Die Kernforderungen der KBV
Verordnungsprozesse vor Digitalisierung optimieren
Die Verordnung von Hilfsmitteln soll künftig digital erfolgen. Vor der Digitalisierung müssen jedoch die bestehenden Prozesse grundlegend analysiert, geändert und vereinfacht werden. Nur so können die Arztpraxen von der Digitalisierung profitieren und spürbar entlastet werden.

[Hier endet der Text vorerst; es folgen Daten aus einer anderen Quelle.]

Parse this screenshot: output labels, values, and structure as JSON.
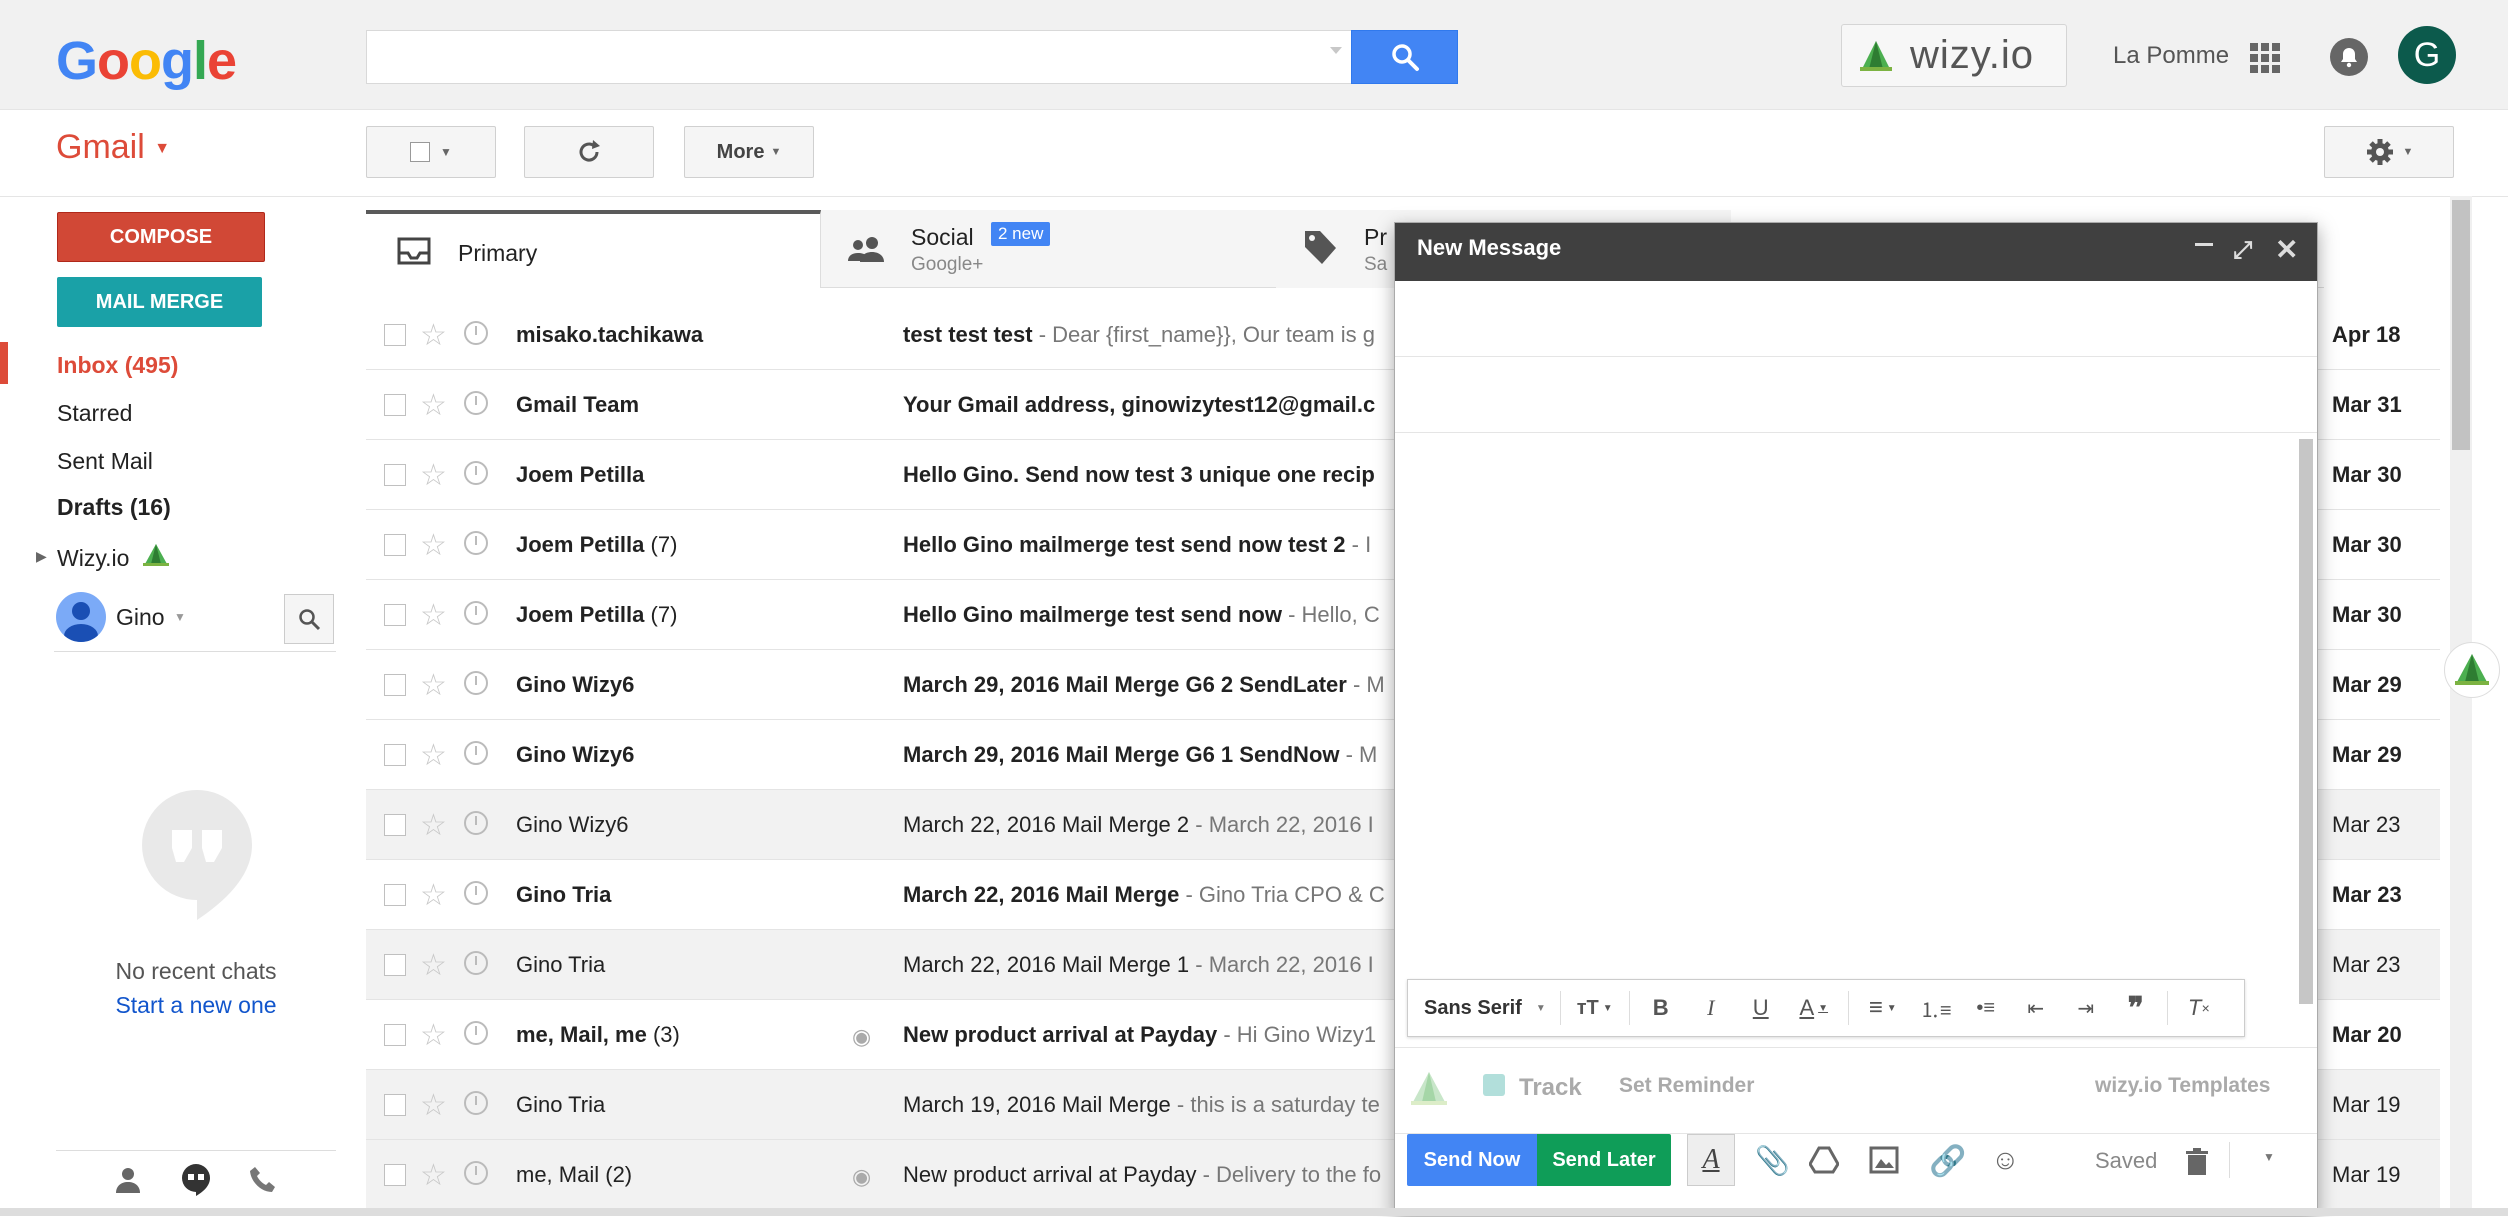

Kompetenzorientierte Aufgabenteilung
Wir brauchen eine klarere Aufgabenverteilung zwischen Vertragsärzten und Hilfsmittelversorgern: Ärztinnen und Ärzte stellen die medizinische Indikation. Hilfsmittelversorger entscheiden, welches Hilfsmittel jeweils das passende ist. Sie verantworten die wirtschaftliche Auswahl gegenüber den Patienten und den Krankenkassen.
Hilfsmittelverzeichnis überarbeiten
Wir benötigen ein benutzerfreundliches Hilfsmittelverzeichnis, das Ärztinnen und Ärzte bei der Verordnung wirksam unterstützt. Notwendig ist beispielsweise eine indikationsbasierte, leistungsstarke Such- und Filterfunktion. Zudem sollten Anforderungen für die Hilfsmittelversorgung schnell und zielgenau erfasst werden können. Preisübersichten und Abbildungen helfen außerdem bei der Orientierung.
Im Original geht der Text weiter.